Very often a client will add comments about a project, or ask to change something urgently. In such situations, the manager also needs to contact the freelancer straightaway.

Given the above, a manager might be uncomfortable working with a translator who does not answer the phone, or if it takes them ages to reply via e-mail.

Sometimes translators run into issues preventing them from fulfilling their work, for instance, technical problems, or some personal matters. If this is the case, they are obliged to inform their manager immediately so that he or she knows about the issue and can do something about it. Otherwise, the professional relationship between the translator and the manager can irreparably break down. Below is an example of this situation:

— Hello, Ivan. Have you finished the translation?

— No, I’ve only managed to translate half of it.

— What do you mean? The deadline ended four hours ago. Why haven’t you finished the translation yet?

— I had a toothache, so I went to see the dentist.

— Why didn’t you notify me about going to the dentist?

— To tell you the truth, I just didn’t think about it…

After such a conversation, the translator was blacklisted and never contacted again.
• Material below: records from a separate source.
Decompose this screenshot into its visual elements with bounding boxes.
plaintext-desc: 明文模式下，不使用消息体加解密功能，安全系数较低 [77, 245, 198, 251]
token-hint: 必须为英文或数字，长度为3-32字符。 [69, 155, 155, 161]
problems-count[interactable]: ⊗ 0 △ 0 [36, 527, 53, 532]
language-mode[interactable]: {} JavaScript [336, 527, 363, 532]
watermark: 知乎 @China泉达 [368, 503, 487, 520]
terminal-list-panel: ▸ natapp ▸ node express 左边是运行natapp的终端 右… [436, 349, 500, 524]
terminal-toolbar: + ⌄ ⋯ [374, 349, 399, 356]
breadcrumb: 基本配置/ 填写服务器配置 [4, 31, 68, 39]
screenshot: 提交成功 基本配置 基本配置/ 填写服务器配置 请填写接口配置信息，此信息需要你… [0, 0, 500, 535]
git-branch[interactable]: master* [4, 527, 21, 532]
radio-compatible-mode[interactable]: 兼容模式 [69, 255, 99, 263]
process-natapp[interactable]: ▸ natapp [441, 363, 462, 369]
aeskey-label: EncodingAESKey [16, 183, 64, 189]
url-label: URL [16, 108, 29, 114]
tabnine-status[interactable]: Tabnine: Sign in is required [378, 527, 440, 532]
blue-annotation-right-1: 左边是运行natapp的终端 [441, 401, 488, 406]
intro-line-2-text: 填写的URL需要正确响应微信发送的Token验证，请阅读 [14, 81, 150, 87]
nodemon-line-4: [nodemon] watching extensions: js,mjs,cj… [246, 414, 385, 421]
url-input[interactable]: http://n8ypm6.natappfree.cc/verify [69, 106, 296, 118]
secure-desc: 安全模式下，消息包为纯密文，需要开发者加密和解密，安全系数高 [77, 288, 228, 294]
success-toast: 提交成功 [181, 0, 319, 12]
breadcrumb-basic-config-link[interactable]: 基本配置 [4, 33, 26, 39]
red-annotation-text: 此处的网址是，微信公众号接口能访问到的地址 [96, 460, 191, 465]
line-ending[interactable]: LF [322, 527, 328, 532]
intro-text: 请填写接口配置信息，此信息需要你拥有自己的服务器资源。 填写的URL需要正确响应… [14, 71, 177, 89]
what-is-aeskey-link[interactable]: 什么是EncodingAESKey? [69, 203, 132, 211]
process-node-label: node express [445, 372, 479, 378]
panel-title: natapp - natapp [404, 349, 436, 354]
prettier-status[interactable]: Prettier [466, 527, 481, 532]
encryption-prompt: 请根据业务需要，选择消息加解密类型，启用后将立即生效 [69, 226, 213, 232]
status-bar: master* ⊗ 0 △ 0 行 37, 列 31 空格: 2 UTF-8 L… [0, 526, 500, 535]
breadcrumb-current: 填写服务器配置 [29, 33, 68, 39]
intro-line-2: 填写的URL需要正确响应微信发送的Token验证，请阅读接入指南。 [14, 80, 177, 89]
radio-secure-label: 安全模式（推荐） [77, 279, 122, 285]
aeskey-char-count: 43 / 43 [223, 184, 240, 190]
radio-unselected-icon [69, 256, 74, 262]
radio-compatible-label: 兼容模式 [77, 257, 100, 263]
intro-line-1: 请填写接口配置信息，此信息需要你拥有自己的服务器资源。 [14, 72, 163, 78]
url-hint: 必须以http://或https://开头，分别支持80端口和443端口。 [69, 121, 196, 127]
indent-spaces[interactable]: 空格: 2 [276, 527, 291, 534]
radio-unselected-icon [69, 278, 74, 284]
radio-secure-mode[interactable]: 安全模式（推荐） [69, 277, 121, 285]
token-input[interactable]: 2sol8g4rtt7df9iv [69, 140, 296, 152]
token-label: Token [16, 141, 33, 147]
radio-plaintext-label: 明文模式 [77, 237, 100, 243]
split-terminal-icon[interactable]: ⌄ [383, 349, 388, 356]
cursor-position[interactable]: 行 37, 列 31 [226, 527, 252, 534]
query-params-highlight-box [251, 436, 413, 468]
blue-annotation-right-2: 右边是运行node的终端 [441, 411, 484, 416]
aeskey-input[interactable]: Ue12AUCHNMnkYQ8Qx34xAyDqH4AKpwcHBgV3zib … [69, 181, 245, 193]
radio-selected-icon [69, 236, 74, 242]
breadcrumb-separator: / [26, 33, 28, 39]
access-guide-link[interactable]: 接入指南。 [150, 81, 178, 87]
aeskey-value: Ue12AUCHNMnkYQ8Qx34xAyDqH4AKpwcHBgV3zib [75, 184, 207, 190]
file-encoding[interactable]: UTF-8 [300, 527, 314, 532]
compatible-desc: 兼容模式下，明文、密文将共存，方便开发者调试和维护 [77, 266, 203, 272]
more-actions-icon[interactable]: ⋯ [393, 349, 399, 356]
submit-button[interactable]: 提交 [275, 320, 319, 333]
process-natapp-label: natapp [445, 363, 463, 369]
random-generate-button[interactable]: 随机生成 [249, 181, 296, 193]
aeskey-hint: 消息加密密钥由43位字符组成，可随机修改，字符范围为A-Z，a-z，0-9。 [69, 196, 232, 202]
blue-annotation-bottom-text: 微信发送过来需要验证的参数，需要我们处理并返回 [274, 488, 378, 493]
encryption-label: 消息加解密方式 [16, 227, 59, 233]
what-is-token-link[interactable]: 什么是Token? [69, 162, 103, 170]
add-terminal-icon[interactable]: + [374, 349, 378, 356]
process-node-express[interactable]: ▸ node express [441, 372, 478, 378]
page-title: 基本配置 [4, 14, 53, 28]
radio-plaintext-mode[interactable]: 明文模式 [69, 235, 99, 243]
We understand that there are different situations in life when work becomes a second priority. However, it is very seldom that problems are such that they cannot be informed about. Bad news will be better for a manager than happy ignorance, after which panic starts!

Workloads are often quite unstable in the translation industry. There are hardly any translation agencies that can provide an accurate forecast of their workload for more than a month, as their clients first have to complete all their current orders for the month before notifying the agency about any new ones. All their forecasts are based on current volumes, trends, and statistics at most. Consequently, a translation agency’s workload can change at any time. There are cases when in the morning, managers do their best to try and find work for their full-time employees, while in the evening they already don’t have enough freelancers to share among them, as several large projects have come in.

Under such circumstances, freelancers frequently act as a protective buffer against increasing volumes of work and are mobilized at peak periods. When it is not so busy, translation agencies provide work for their full-time translators first, while freelancers may not receive any orders until the workload peaks again.

If the number of orders increases so much that most of the freelancers are occupied all the time, the translation agency hires additional translators on a full-time basis. As a result, freelancers get less work again.

However, the most trusted and proven freelancers very seldom have quiet periods. The better a translator does their job, the less seasonal fluctuations affect them.

Managers are the people who assign work to translators. Each manager forms a team of translators that they use to work with. If this team can cope with the current volume of work, it is extremely difficult for a new person to become part of it. Nevertheless, when some trusted translators become unavailable, a manager has to search among the recruits. If a new translator shows good results, they will become trusted and start getting orders more often.

It happens that a translator passes an agency’s initial tests, but does not receive work for a long time. In this situation, it’s better to remind them about yourself via e-mail. At least it will show that you are interested. After receiving your e-mail, managers will know that you are still interested in cooperation. Of course, this will not guarantee orders but will increase their probability. In the experience of this article’s author, there were cases when cooperation with translators started only after they sent a reminder about themselves.

If you received your first task or project from a translation agency, remember that your prospects of further cooperation depend on how well you translate.